Thursday, March 8, 2018

My side of the "tough decision"

Before getting roasted for asking Danielle to quit, I wanted to give my side of this. Some of this will only make sense if you can put yourself in my shoes, and if you don't agree with me - that's ok too. I don't feel entirely comfortable with the situation, but who would?

I did ask Danielle to quit. We have really been working on communicating more, and I told her last Monday that I didn't feel it was fair to go through the roller coaster of emotions any more.  (This is the point where it is completely ok to dislike me)
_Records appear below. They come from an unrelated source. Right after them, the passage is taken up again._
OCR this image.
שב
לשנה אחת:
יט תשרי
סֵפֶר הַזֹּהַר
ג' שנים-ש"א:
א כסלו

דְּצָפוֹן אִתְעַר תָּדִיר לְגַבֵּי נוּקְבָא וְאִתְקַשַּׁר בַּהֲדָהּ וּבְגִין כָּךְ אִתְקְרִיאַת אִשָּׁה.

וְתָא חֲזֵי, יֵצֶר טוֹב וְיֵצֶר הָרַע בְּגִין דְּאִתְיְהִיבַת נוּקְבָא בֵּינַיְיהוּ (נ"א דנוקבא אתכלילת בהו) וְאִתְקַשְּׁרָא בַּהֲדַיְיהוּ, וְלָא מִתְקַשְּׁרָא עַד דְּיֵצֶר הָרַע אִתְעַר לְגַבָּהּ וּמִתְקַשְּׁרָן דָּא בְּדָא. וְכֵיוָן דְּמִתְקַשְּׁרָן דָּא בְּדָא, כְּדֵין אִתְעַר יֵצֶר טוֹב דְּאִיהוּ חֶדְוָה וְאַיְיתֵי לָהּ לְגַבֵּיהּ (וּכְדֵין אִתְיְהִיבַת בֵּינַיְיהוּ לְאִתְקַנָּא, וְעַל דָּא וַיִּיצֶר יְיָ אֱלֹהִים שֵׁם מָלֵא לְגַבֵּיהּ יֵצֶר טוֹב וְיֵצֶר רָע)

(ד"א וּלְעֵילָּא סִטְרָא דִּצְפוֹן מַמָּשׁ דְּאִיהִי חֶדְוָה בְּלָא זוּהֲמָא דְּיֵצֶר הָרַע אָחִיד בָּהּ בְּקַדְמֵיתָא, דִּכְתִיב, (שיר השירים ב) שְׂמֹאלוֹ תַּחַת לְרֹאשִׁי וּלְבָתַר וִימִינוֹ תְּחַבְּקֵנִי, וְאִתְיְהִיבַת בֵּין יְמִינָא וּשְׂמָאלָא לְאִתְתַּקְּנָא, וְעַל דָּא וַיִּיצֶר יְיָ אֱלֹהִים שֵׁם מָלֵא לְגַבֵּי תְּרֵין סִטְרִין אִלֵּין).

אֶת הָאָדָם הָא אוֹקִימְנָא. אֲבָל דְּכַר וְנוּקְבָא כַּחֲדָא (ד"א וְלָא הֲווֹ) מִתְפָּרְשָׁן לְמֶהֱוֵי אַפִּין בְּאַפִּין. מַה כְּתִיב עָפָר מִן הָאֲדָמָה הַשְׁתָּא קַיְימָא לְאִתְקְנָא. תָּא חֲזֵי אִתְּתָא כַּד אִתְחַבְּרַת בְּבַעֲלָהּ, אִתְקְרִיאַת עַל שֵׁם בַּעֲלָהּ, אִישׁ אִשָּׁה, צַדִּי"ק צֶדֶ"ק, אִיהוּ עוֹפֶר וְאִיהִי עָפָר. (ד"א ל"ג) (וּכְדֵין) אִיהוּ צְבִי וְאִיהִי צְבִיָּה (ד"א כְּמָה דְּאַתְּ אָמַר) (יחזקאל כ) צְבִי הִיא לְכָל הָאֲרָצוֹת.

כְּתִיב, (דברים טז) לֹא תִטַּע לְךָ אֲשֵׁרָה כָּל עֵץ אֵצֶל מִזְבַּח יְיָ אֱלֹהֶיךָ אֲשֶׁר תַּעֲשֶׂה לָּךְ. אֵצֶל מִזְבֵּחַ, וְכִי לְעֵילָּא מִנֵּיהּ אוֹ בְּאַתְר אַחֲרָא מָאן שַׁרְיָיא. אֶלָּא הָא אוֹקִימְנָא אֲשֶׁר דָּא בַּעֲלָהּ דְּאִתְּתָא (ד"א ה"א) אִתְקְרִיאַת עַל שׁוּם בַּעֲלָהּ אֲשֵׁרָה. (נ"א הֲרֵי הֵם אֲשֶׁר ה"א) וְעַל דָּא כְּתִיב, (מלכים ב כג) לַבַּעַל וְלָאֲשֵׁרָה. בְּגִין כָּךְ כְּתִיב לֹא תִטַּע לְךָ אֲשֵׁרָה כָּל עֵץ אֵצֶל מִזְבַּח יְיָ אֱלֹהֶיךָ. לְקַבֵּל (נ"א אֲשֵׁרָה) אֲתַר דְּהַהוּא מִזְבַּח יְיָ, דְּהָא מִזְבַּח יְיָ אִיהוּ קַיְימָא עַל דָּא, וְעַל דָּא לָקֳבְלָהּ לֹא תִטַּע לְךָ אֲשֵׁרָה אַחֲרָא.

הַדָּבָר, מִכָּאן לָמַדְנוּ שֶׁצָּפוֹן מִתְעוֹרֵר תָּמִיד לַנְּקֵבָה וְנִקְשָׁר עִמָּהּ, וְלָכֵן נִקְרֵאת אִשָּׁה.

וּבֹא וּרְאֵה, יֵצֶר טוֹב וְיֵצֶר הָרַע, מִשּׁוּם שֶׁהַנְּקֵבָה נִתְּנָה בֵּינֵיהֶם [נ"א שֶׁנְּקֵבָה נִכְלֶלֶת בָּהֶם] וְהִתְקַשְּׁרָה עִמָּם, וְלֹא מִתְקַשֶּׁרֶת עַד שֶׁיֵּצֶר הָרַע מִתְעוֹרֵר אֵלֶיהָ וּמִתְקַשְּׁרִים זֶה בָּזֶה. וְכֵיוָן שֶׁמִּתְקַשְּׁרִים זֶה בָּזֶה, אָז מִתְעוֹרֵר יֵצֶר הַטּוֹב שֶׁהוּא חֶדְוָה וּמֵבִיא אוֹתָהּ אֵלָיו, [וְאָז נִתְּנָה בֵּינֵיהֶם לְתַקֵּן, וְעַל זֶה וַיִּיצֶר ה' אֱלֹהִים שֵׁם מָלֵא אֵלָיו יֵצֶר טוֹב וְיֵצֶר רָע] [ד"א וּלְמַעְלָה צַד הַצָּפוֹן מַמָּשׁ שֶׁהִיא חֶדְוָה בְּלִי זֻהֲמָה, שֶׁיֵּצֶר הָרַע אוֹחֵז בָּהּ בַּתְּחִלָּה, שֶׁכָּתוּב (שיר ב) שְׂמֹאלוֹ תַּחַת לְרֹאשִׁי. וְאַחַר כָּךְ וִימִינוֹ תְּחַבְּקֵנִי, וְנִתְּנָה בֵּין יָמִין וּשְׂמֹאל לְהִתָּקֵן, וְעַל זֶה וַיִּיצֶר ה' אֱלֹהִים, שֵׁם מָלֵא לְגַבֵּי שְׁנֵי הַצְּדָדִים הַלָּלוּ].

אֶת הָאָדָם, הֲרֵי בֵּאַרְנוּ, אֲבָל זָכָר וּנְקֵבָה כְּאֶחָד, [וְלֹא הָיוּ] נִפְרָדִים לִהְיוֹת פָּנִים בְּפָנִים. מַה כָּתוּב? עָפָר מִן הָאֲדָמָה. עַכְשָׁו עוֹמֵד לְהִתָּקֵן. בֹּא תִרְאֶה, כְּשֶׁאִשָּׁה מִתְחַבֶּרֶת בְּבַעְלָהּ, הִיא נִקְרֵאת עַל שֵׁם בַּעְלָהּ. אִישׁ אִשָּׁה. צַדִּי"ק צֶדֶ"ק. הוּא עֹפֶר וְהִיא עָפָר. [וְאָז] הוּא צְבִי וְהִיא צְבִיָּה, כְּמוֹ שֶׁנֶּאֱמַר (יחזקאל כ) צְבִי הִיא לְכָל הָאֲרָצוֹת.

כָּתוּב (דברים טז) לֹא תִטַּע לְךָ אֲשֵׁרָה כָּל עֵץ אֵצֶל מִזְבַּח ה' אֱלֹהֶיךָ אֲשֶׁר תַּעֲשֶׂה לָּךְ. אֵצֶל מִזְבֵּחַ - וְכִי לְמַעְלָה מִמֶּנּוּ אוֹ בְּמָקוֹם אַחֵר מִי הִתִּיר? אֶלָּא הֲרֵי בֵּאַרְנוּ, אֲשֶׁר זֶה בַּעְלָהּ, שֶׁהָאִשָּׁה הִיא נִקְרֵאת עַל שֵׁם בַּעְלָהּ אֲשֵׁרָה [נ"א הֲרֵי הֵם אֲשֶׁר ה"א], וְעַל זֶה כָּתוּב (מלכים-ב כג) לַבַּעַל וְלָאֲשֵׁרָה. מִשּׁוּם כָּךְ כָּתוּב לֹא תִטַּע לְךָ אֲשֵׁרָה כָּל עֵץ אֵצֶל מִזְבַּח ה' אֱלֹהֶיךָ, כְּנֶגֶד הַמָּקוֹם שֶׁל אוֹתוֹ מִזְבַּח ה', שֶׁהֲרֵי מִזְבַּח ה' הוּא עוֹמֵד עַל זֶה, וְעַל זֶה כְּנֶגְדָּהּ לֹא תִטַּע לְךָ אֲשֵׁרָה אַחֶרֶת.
When I say roller coaster, here is what I mean:
  • Doubt: I would have a severe amount of doubt. I would doubt myself, Danielle, her coworkers, any decisions in the past, any habits that I would correspond to the affair - I would doubt it all.
  •  Insecurity: I find myself comparing myself to someone I don't know. And, since I don't know the person, everything is  more. He was more kind than I am. He was more caring. He listened more. She wanted him more. She loved him more. She enjoyed being around him more. Even if those things aren't true, it's what I felt. Clearly they had been true, and could be again. 
  •  Anger: Always at the situation, never at her. She loved working there. She was great at what she did, she had friends there, she had so many opportunities ahead of her. And now, there was this situation which would always be in the way. He would be there. There was no chance in the near future for her to be away from him. Which leads to the next emotion...
  • Fear/worry:  I didn't really worry about the near future. What worried me and made me afraid was time. Over time, the raw pain would ease. The wounds would scab over. Over time, it would be easy (since she couldn't be away from him) to laugh at his jokes. I mean, they shared the exact same group of friends - so not only could she not be away from him during work, she couldn't be away from him ever. So, it starts with jokes (which is how it started last time - he made her laugh), then it might be glances, then...who knows? But over time, it's a slow fade. Maybe she and I have a disagreement - and there he is again, willing to lend a shoulder (and who knows what else). This fear of him...it was crippling. She had fallen for him pretty hard, and was close to admitting she loved him. How easy would it be to fall back in to that?
This is why I asked her to think of me...to think of us...to think of Lexi and Rex.  Maybe it was selfish of me. Some have said "You have to let her show you can trust her again." My response is: there are a million ways for trust to be rebuilt. It shouldn't have to be putting her back in a situation right beside him again for her to show she's trustworthy.